Auricular acupressure improves symptoms associated with primary dysmenorrhea. - GreenMedInfo Summary
Effects of auricular acupressure on menstrual symptoms and nitric oxide for women with primary dysmenorrhea.
J Neurochem. 2007 Aug;102(4):1095-104. Epub 2007 Apr 30. PMID: 19292653
Department of Nursing, National Taipei College of Nursing, Taipei, Taiwan, Republic of China.

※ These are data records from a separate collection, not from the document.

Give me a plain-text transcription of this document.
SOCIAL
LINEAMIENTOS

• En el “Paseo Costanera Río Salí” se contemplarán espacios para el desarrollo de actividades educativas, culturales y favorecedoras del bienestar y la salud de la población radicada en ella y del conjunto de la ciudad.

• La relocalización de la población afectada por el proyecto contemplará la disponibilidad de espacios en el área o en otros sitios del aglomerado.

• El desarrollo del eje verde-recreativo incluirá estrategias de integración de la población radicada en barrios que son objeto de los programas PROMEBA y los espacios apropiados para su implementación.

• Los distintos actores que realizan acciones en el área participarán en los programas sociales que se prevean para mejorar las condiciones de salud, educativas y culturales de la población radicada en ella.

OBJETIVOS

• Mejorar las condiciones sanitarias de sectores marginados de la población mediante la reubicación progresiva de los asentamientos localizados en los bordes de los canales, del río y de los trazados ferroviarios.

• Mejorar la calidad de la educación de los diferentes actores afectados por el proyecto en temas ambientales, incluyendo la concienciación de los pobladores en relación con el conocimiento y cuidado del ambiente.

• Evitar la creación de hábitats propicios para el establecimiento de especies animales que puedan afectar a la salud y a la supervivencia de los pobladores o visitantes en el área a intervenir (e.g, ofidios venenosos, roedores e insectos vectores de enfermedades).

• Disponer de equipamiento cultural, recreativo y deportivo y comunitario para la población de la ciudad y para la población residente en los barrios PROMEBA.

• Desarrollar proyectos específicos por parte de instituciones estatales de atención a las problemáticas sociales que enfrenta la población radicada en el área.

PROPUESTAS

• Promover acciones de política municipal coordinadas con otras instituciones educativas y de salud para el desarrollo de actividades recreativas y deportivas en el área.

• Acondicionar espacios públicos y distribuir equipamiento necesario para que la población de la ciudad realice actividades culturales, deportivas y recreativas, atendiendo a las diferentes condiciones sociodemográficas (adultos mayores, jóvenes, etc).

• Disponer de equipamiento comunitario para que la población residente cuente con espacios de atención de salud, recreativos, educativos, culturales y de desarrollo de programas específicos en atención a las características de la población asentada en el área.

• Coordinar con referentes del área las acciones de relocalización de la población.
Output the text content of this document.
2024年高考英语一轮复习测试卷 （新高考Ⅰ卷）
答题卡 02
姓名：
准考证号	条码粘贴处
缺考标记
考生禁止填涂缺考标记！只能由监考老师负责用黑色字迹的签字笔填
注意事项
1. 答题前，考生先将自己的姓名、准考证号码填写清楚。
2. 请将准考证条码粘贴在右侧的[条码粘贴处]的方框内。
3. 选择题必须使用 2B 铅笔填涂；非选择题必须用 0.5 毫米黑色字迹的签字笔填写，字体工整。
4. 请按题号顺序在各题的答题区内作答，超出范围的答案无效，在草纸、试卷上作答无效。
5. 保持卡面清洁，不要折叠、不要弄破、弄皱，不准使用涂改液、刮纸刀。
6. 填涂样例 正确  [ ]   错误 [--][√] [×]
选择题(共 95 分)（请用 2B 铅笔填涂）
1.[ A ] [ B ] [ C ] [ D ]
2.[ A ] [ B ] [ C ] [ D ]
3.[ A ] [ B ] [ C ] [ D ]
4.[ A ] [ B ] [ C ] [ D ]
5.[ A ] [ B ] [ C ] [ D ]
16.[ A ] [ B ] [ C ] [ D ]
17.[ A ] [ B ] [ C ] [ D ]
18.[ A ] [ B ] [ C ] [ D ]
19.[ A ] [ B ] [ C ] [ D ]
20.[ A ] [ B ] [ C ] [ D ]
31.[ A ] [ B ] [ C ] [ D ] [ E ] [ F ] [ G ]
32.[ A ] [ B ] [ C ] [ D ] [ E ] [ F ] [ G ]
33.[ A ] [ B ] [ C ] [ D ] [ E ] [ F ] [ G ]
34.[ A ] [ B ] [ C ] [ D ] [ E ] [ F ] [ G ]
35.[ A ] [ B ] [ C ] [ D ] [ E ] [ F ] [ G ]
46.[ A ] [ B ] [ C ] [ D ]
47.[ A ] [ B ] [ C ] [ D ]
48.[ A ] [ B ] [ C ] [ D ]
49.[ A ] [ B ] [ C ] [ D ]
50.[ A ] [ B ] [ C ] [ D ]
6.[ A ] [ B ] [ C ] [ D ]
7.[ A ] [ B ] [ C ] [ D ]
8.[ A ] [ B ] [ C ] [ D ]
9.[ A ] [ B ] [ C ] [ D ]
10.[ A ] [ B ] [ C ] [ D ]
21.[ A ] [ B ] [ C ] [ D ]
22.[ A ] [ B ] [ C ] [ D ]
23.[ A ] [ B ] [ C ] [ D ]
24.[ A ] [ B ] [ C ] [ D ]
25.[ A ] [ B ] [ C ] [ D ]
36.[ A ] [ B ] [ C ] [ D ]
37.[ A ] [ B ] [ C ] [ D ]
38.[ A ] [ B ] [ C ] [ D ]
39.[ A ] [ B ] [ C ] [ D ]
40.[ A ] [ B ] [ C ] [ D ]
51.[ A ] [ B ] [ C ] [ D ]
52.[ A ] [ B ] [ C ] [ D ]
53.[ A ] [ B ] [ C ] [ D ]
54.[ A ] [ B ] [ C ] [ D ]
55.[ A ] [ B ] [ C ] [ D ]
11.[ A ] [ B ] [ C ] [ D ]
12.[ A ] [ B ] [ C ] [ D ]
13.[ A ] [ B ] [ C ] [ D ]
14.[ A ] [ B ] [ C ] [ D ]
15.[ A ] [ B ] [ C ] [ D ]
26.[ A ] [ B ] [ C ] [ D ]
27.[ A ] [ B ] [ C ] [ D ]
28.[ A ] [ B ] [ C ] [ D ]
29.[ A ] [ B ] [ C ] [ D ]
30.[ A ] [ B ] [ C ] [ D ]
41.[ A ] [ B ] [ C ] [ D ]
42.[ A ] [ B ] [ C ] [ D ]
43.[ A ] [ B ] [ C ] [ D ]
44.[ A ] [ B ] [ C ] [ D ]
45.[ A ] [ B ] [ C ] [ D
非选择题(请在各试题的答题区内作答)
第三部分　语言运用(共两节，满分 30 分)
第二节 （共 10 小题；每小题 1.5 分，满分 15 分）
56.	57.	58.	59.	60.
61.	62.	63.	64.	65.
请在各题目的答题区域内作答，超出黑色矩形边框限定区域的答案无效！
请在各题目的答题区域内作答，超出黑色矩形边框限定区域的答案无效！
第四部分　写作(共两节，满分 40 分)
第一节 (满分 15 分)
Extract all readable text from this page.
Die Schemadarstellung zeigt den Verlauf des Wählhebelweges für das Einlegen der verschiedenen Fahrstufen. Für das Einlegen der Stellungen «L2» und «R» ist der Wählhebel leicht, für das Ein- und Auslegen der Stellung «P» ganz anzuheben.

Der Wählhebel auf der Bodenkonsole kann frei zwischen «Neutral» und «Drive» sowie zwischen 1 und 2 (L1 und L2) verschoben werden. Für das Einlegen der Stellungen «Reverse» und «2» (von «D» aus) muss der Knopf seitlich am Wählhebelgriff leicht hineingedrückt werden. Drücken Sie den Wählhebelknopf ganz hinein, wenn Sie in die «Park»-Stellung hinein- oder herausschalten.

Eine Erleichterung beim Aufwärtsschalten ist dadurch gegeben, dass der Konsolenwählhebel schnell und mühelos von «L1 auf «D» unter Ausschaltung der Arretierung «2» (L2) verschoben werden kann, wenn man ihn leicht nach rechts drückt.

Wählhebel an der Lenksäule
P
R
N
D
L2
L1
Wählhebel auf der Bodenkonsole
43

OBJECTIVES: The aim of this study was to evaluate the effects of auricular acupressure on relieving menstrual symptoms and decreasing nitric oxide (NO) for women with primary dysmenorrhea. DESIGN: This was a randomized clinical trial comparing the effects of auricular acupressure by seed-pressure method and placebo adhesive patch. SETTING: Settings included colleges in northern and central Taiwan. SUBJECTS: Serum CA-125 testing was used as a screening test for primary dysmenorrhea (<35 mg/dL). The study included 36 college females randomized to acupressure group, 35 to control group. INTERVENTIONS: The acupressure group received auricular acupressure by seed-pressure method on liver (CO12), kidney (CO10), and endocrine (CO18) acupoints. The control group had a plain adhesive patch placed on the same acupoints with no seed attached. Acupressure protocol included massaging 15 times on each acupoint, 3 times a day, for a total of 20 days. OUTCOME MEASURES: Primary: Short-form Menstrual Distress Questionnaire (MDQs). Secondary: blood sample of NO. Assessments of MDQs and NO were performed at baseline and within the first 2 days of their next menses (after completion of 20 days of acupressure). RESULTS: In the acupressure group, the overall menstrual symptoms (95% confidence interval [CI] = -49.8 to -6.5, effect size [ES] = 0.43, p = 0.01) and two subscales, menstrual pain (95% CI = -16.4 -to -2.2, ES = 0.45, p = 0.01) and negative affects (95% CI = -11.9-2.0, ES = 0.38, p = 0.04), revealed that menstrual symptoms decreased significantly after auricular acupressure by the seed-pressure method. The ES for the MDQs were in favor of the auricular acupressure by seed-pressure method. NO level increased in the acupressure group, although this difference did not achieve statistical significance (p>0.05). CONCLUSIONS: This study supports the effects of auricular acupressure by seed-pressure method in improving menstrual symptoms, and offers a noninvasive complementary therapy for women with primary dysmenorrhea.